Fireball - stock image
Stock image
Crystal McClurg, an amateur astronomer since she was a child, knows what to expect when she looks up at the night sky.

At 12:50 a.m. Sunday, however, she saw the unexpected.

McClurg, looking west from her home in Union, observed an object racing across the night sky. It then appeared to crash into a mountain west of La Grande.

"It was a huge green fireball," McClurg said. "Then it turned yellow and broke apart into four or five pieces."

The Union resident, who was alone, then let her emotions get the best of her.

"I screamed, 'Did anybody see that?'" she exclaimed.

The skywatcher, who said the meteor had a tail that extended for about a quarter of a mile, had reason to be excited. In the more than three decades she has been watching the sky, she said she has never seen anything close to what she saw Aug. 16.

It is not unusual for a meteor to display the variety of colors McClurg described, according to Melinda Hutson, curator of the Cascadia Meteorite Laboratory at Portland State University. Hutson also said meteors often appear to break apart.
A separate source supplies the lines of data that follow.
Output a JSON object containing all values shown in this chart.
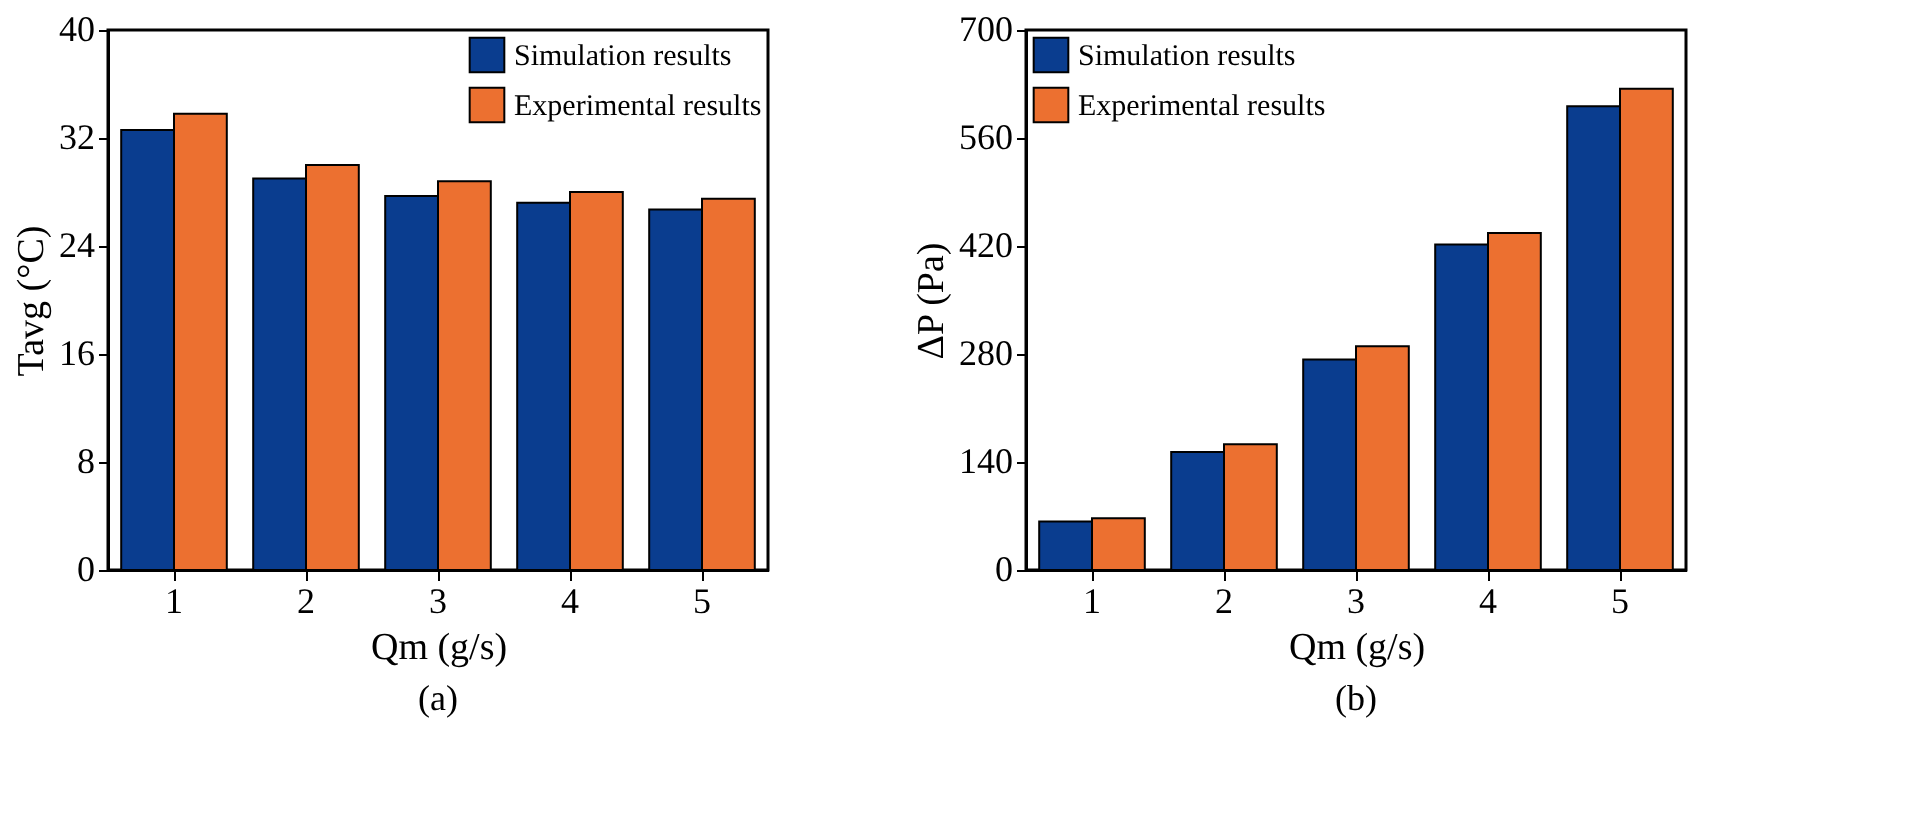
{
  "chart_data": [
    {
      "type": "bar",
      "title": "(a)",
      "xlabel": "Qm (g/s)",
      "ylabel": "Tavg (°C)",
      "categories": [
        "1",
        "2",
        "3",
        "4",
        "5"
      ],
      "series": [
        {
          "name": "Simulation results",
          "color": "#0a3d8f",
          "values": [
            32.6,
            29.0,
            27.7,
            27.2,
            26.7
          ]
        },
        {
          "name": "Experimental results",
          "color": "#ec7030",
          "values": [
            33.8,
            30.0,
            28.8,
            28.0,
            27.5
          ]
        }
      ],
      "ylim": [
        0,
        40
      ],
      "yticks": [
        0,
        8,
        16,
        24,
        32,
        40
      ],
      "grid": false,
      "legend": "top right"
    },
    {
      "type": "bar",
      "title": "(b)",
      "xlabel": "Qm (g/s)",
      "ylabel": "ΔP (Pa)",
      "categories": [
        "1",
        "2",
        "3",
        "4",
        "5"
      ],
      "series": [
        {
          "name": "Simulation results",
          "color": "#0a3d8f",
          "values": [
            63,
            153,
            273,
            422,
            601
          ]
        },
        {
          "name": "Experimental results",
          "color": "#ec7030",
          "values": [
            67,
            163,
            290,
            437,
            624
          ]
        }
      ],
      "ylim": [
        0,
        700
      ],
      "yticks": [
        0,
        140,
        280,
        420,
        560,
        700
      ],
      "grid": false,
      "legend": "top left"
    }
  ]
}
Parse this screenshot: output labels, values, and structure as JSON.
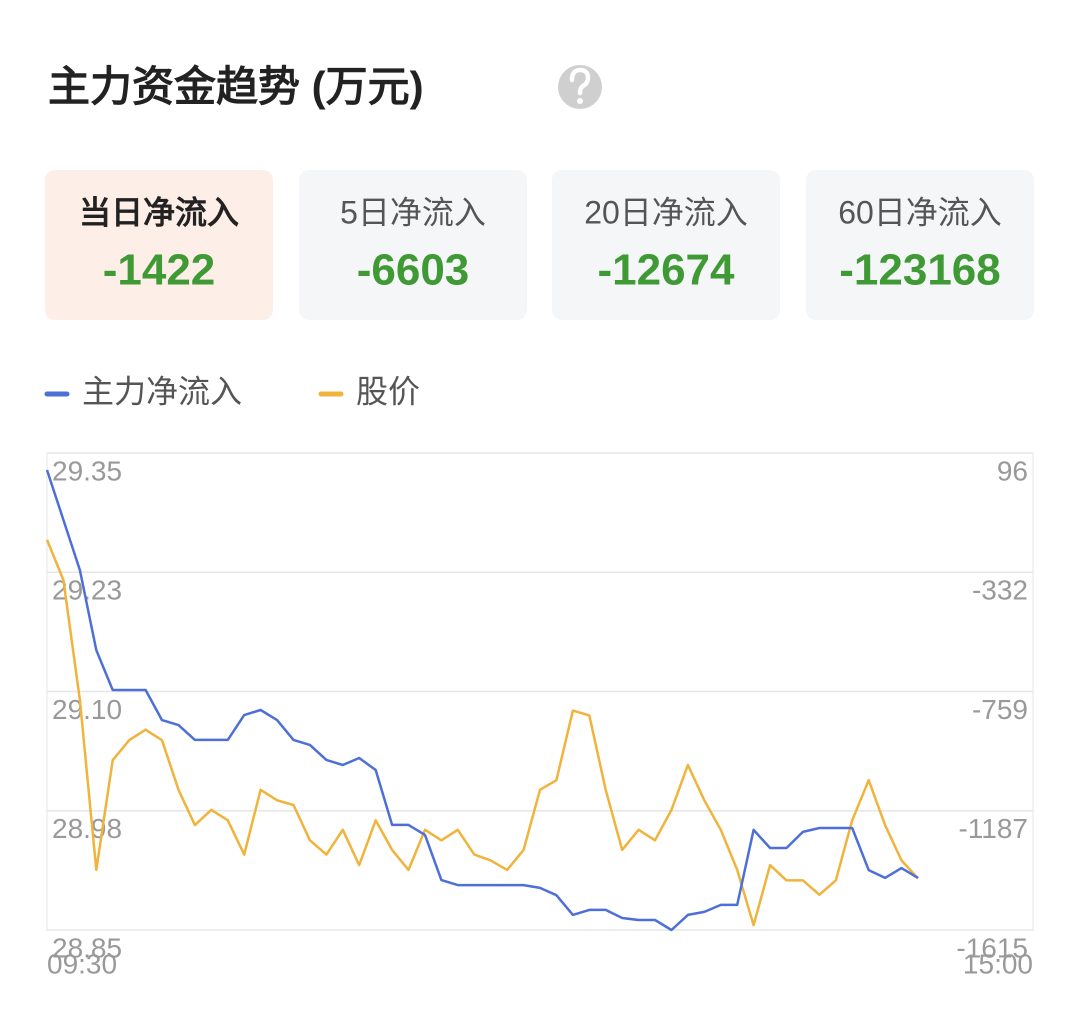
{
  "title": "主力资金趋势 (万元)",
  "cards": [
    {
      "label": "当日净流入",
      "value": -1422
    },
    {
      "label": "5日净流入",
      "value": -6603
    },
    {
      "label": "20日净流入",
      "value": -12674
    },
    {
      "label": "60日净流入",
      "value": -123168
    }
  ],
  "chart_data": {
    "type": "line",
    "x": [
      0,
      4,
      8,
      12,
      16,
      20,
      24,
      28,
      32,
      36,
      40,
      44,
      48,
      52,
      56,
      60,
      64,
      68,
      72,
      76,
      80,
      84,
      88,
      92,
      96,
      100,
      104,
      108,
      112,
      116,
      120,
      124,
      128,
      132,
      136,
      140,
      144,
      148,
      152,
      156,
      160,
      164,
      168,
      172,
      176,
      180,
      184,
      188,
      192,
      196,
      200,
      204,
      208,
      212
    ],
    "xlim": [
      0,
      240
    ],
    "xticks": [
      {
        "value": 0,
        "label": "09:30"
      },
      {
        "value": 240,
        "label": "15:00"
      }
    ],
    "ylim": [
      28.85,
      29.35
    ],
    "yticks": [
      {
        "value": 29.35,
        "label": "29.35"
      },
      {
        "value": 29.225,
        "label": "29.23"
      },
      {
        "value": 29.1,
        "label": "29.10"
      },
      {
        "value": 28.975,
        "label": "28.98"
      },
      {
        "value": 28.85,
        "label": "28.85"
      }
    ],
    "y2lim": [
      -1615,
      96
    ],
    "y2ticks": [
      96,
      {
        "value": -331.75,
        "label": "-332"
      },
      {
        "value": -759.5,
        "label": "-759"
      },
      {
        "value": -1187.25,
        "label": "-1187"
      },
      -1615
    ],
    "grid": true,
    "series": [
      {
        "name": "主力净流入",
        "color": "#4e6fd8",
        "axis": "y2",
        "values": [
          35,
          -144,
          -324,
          -611,
          -754,
          -754,
          -754,
          -862,
          -880,
          -933,
          -933,
          -933,
          -844,
          -826,
          -862,
          -933,
          -951,
          -1005,
          -1023,
          -998,
          -1041,
          -1238,
          -1238,
          -1274,
          -1436,
          -1454,
          -1454,
          -1454,
          -1454,
          -1454,
          -1464,
          -1490,
          -1561,
          -1543,
          -1543,
          -1572,
          -1579,
          -1579,
          -1615,
          -1561,
          -1550,
          -1525,
          -1525,
          -1256,
          -1321,
          -1321,
          -1263,
          -1249,
          -1249,
          -1249,
          -1400,
          -1428,
          -1393,
          -1428
        ]
      },
      {
        "name": "股价",
        "color": "#f0b33c",
        "values": [
          29.259,
          29.217,
          29.091,
          28.913,
          29.028,
          29.049,
          29.06,
          29.049,
          28.997,
          28.96,
          28.976,
          28.965,
          28.929,
          28.997,
          28.986,
          28.981,
          28.944,
          28.929,
          28.955,
          28.918,
          28.965,
          28.934,
          28.913,
          28.955,
          28.944,
          28.955,
          28.929,
          28.923,
          28.913,
          28.934,
          28.997,
          29.007,
          29.08,
          29.075,
          28.997,
          28.934,
          28.955,
          28.944,
          28.976,
          29.023,
          28.986,
          28.955,
          28.913,
          28.855,
          28.918,
          28.902,
          28.902,
          28.887,
          28.902,
          28.965,
          29.007,
          28.96,
          28.923,
          28.904
        ]
      }
    ]
  }
}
Hutson said she believes the object McClurg saw was either a meteor or a piece of man-made space debris, such as metal off a satellite.

Hutson said when the fireball was first spotted, it was probably more than 30-45 miles above the Earth and it likely disappeared after it fell below the 30-mile mark.
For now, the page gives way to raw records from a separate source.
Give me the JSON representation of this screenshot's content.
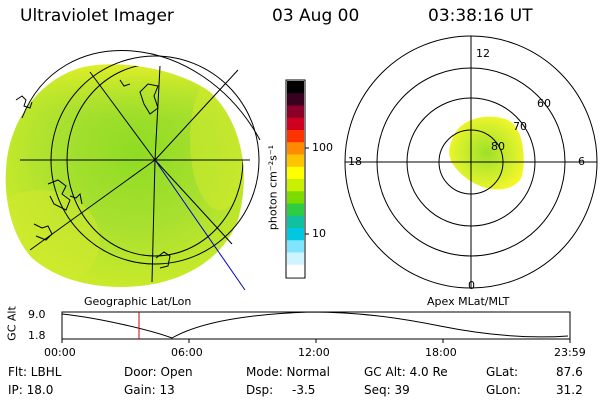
{
  "header": {
    "instrument": "Ultraviolet Imager",
    "date": "03 Aug 00",
    "time": "03:38:16 UT"
  },
  "panels": {
    "geo_label": "Geographic Lat/Lon",
    "apex_label": "Apex MLat/MLT"
  },
  "colorbar": {
    "unit_label": "photon cm⁻²s⁻¹",
    "tick_100": "100",
    "tick_10": "10",
    "colors": [
      "#000000",
      "#3a0020",
      "#8a0028",
      "#d00020",
      "#ff3300",
      "#ff8c00",
      "#ffc400",
      "#ffff00",
      "#c8f000",
      "#7cdc00",
      "#2ecc40",
      "#10c0a0",
      "#00c8e0",
      "#80e4ff",
      "#d0f4ff",
      "#ffffff"
    ]
  },
  "polar": {
    "mlt": {
      "top": "12",
      "left": "18",
      "right": "6",
      "bottom": "0"
    },
    "lat": {
      "l60": "60",
      "l70": "70",
      "l80": "80"
    }
  },
  "timeline": {
    "gc_label": "GC Alt",
    "y_top": "9.0",
    "y_bottom": "1.8",
    "ticks": [
      "00:00",
      "06:00",
      "12:00",
      "18:00",
      "23:59"
    ],
    "marker_hour": 3.64
  },
  "status": {
    "flt": "Flt: LBHL",
    "door": "Door: Open",
    "mode": "Mode: Normal",
    "gcalt": "GC Alt: 4.0 Re",
    "glat_label": "GLat:",
    "glat_value": "87.6",
    "ip": "IP: 18.0",
    "gain": "Gain: 13",
    "dsp_label": "Dsp:",
    "dsp_value": "-3.5",
    "seq": "Seq: 39",
    "glon_label": "GLon:",
    "glon_value": "31.2"
  }
}
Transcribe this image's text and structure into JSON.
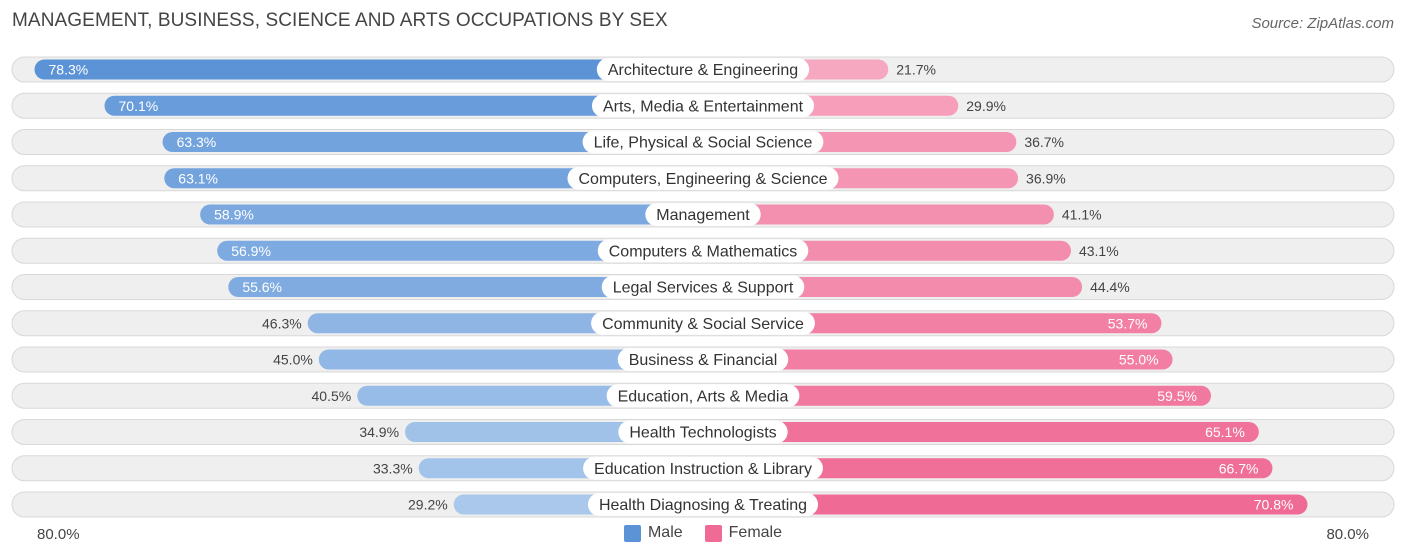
{
  "title": "MANAGEMENT, BUSINESS, SCIENCE AND ARTS OCCUPATIONS BY SEX",
  "source": "Source: ZipAtlas.com",
  "colors": {
    "male_strong": "#5b93d6",
    "male_light": "#a9c8ec",
    "female_strong": "#ef6a94",
    "female_light": "#f7a9c2",
    "row_bg": "#efefef",
    "row_border": "#d8d8d8"
  },
  "chart_data": {
    "type": "bar",
    "orientation": "horizontal-diverging",
    "title": "MANAGEMENT, BUSINESS, SCIENCE AND ARTS OCCUPATIONS BY SEX",
    "categories": [
      "Architecture & Engineering",
      "Arts, Media & Entertainment",
      "Life, Physical & Social Science",
      "Computers, Engineering & Science",
      "Management",
      "Computers & Mathematics",
      "Legal Services & Support",
      "Community & Social Service",
      "Business & Financial",
      "Education, Arts & Media",
      "Health Technologists",
      "Education Instruction & Library",
      "Health Diagnosing & Treating"
    ],
    "series": [
      {
        "name": "Male",
        "values": [
          78.3,
          70.1,
          63.3,
          63.1,
          58.9,
          56.9,
          55.6,
          46.3,
          45.0,
          40.5,
          34.9,
          33.3,
          29.2
        ]
      },
      {
        "name": "Female",
        "values": [
          21.7,
          29.9,
          36.7,
          36.9,
          41.1,
          43.1,
          44.4,
          53.7,
          55.0,
          59.5,
          65.1,
          66.7,
          70.8
        ]
      }
    ],
    "value_labels": {
      "male": [
        "78.3%",
        "70.1%",
        "63.3%",
        "63.1%",
        "58.9%",
        "56.9%",
        "55.6%",
        "46.3%",
        "45.0%",
        "40.5%",
        "34.9%",
        "33.3%",
        "29.2%"
      ],
      "female": [
        "21.7%",
        "29.9%",
        "36.7%",
        "36.9%",
        "41.1%",
        "43.1%",
        "44.4%",
        "53.7%",
        "55.0%",
        "59.5%",
        "65.1%",
        "66.7%",
        "70.8%"
      ]
    },
    "axis_max": 80.0,
    "axis_labels": {
      "left": "80.0%",
      "right": "80.0%"
    },
    "legend": [
      "Male",
      "Female"
    ],
    "legend_position": "bottom-center"
  }
}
"It was not moving fast enough to be incandescent (after the 30-mile mark) because the atmosphere was slowing it down," she said.
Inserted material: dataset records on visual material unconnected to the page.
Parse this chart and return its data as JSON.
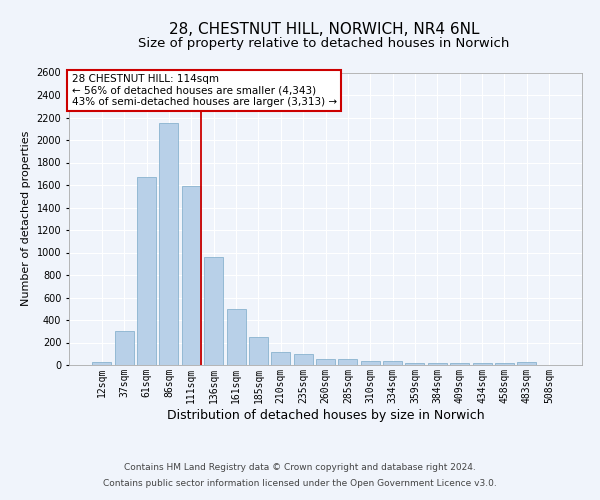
{
  "title": "28, CHESTNUT HILL, NORWICH, NR4 6NL",
  "subtitle": "Size of property relative to detached houses in Norwich",
  "xlabel": "Distribution of detached houses by size in Norwich",
  "ylabel": "Number of detached properties",
  "categories": [
    "12sqm",
    "37sqm",
    "61sqm",
    "86sqm",
    "111sqm",
    "136sqm",
    "161sqm",
    "185sqm",
    "210sqm",
    "235sqm",
    "260sqm",
    "285sqm",
    "310sqm",
    "334sqm",
    "359sqm",
    "384sqm",
    "409sqm",
    "434sqm",
    "458sqm",
    "483sqm",
    "508sqm"
  ],
  "values": [
    25,
    300,
    1670,
    2150,
    1590,
    960,
    500,
    250,
    120,
    100,
    50,
    50,
    35,
    35,
    20,
    20,
    20,
    20,
    15,
    25,
    0
  ],
  "bar_color": "#b8d0e8",
  "bar_edge_color": "#7aaac8",
  "reference_line_color": "#cc0000",
  "annotation_box_text": "28 CHESTNUT HILL: 114sqm\n← 56% of detached houses are smaller (4,343)\n43% of semi-detached houses are larger (3,313) →",
  "annotation_box_color": "#cc0000",
  "annotation_box_bg": "white",
  "ylim": [
    0,
    2600
  ],
  "yticks": [
    0,
    200,
    400,
    600,
    800,
    1000,
    1200,
    1400,
    1600,
    1800,
    2000,
    2200,
    2400,
    2600
  ],
  "footer_line1": "Contains HM Land Registry data © Crown copyright and database right 2024.",
  "footer_line2": "Contains public sector information licensed under the Open Government Licence v3.0.",
  "bg_color": "#f0f4fb",
  "plot_bg_color": "#f0f4fb",
  "title_fontsize": 11,
  "subtitle_fontsize": 9.5,
  "xlabel_fontsize": 9,
  "ylabel_fontsize": 8,
  "tick_fontsize": 7,
  "footer_fontsize": 6.5,
  "ref_line_index": 4.43
}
McClurg said she could not hear or smell the fireball. Jim Todd, director of space science education at the Oregon Museum of Science and Industry, said this is an indication that it was much farther away than it appeared. He said if other reports of the sighting are received from surrounding states, scientists might be able to determine the fireball's route via triangulation.

Hutson said she believes the meteor or space debris probably burned up before it hit the ground. She said typically fireballs such as the one McClurg reported appear much closer than they are but turn out to be hundreds of miles away.

McClurg reported her siting to the American Meteor Society.

Meteor sightings reported in Northeast Oregon in recent years include one that appeared at 5:31 a.m. on Feb. 19, 2008. The late Dick Pugh, who was with the Cascadia Meteorite Laboratory, told The Observer in 2008 the meteor hit between Tollgate and Elgin. No one has reported finding remnants of that meteor, which would have been a meteorite once it hit the Earth.

Meteorites can fetch a good price. Meteorites from the moon and Mars can go for $1,000 a gram, but even common meteorites sell for a few dollars a gram.